Some critics have suggested that it’s a vanity project, a film that imagines that America will be as amused by the antics of that group of actors as those actors are in love with themselves, and their oh-so-shallow friendships.  I don’t think so.  I think we need to dig down to another strata, where Rogan is sending up vanity project films, where he’s mocking the idea that we’ll be amused by a movie about him and his actor friends.  In other words, it’s not a film about Seth Rogan and Jay Baruchel and their friendship.  Nor is it a movie mocking the idea of a movie about that friendship.  It’s a movie mocking the idea of mocking a movie about Rogan/Baruchel Inc.

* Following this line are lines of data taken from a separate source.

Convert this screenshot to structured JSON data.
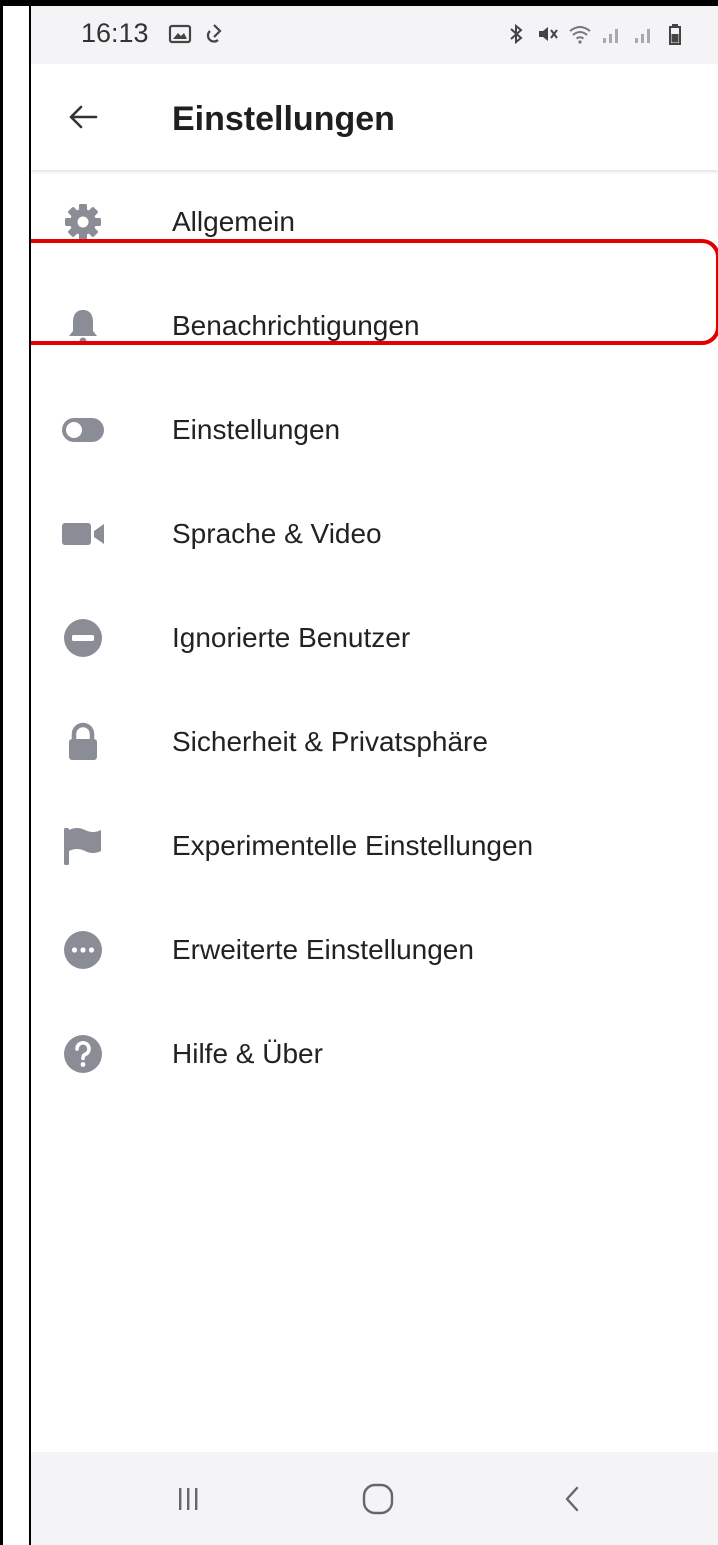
{
  "status_bar": {
    "time": "16:13",
    "left_icons": [
      "gallery-icon",
      "sync-icon"
    ],
    "right_icons": [
      "bluetooth-icon",
      "mute-icon",
      "wifi-icon",
      "signal-icon",
      "signal-icon",
      "battery-icon"
    ]
  },
  "appbar": {
    "back_icon": "arrow-left-icon",
    "title": "Einstellungen"
  },
  "menu": {
    "items": [
      {
        "label": "Allgemein",
        "icon": "gear-icon"
      },
      {
        "label": "Benachrichtigungen",
        "icon": "bell-icon"
      },
      {
        "label": "Einstellungen",
        "icon": "toggle-icon"
      },
      {
        "label": "Sprache & Video",
        "icon": "video-icon"
      },
      {
        "label": "Ignorierte Benutzer",
        "icon": "block-icon"
      },
      {
        "label": "Sicherheit & Privatsphäre",
        "icon": "lock-icon"
      },
      {
        "label": "Experimentelle Einstellungen",
        "icon": "flag-icon"
      },
      {
        "label": "Erweiterte Einstellungen",
        "icon": "more-icon"
      },
      {
        "label": "Hilfe & Über",
        "icon": "help-icon"
      }
    ]
  },
  "navbar": {
    "buttons": [
      "recent-apps-icon",
      "home-icon",
      "back-icon"
    ]
  },
  "colors": {
    "icon": "#8a8d96",
    "highlight": "#e30000",
    "bar_bg": "#f4f4f7"
  }
}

In other words, it’s a movie about the Bible, and the Apocalypse foretold in John’s Revelation.  But it’s also a movie about how ridiculous it would be to take things like The Rapture and the End of Days seriously.  But then it takes those ideas seriously.  But then it gives us a shallow, comic book afterlife. But then, perhaps all our notions about an after-life are shallow comic books.

My head hurts.  But ultimately, I think it’s a pretty interesting and serious film.  One possible approach to the World might be to say, ‘no actions, ever, have consequences, so nothing’s actually evil, so I can do anything, cannibalism, anything, and who cares?’ That’s the Danny McBride approach.  Another is ‘if there’s a God, let me figure out what He wants from me, because I’m a good enough actor, I can easily fake that.’  The James Franco approach.  Another is, ‘just be superficially nice all the time, and God will owe you.’  Jonah Hill.  But then there’s Jay Baruchel’s approach, and Craig Robinson’s–‘let me actually try to do good.  Self-sacrifice seems to me the best thing humanity can manage.  And I am willing to sacrifice for my friends.’  And if the heaven that earns them is silly, well, we mortals probably haven’t the wit to imagine a more real one, or one more vividly profound.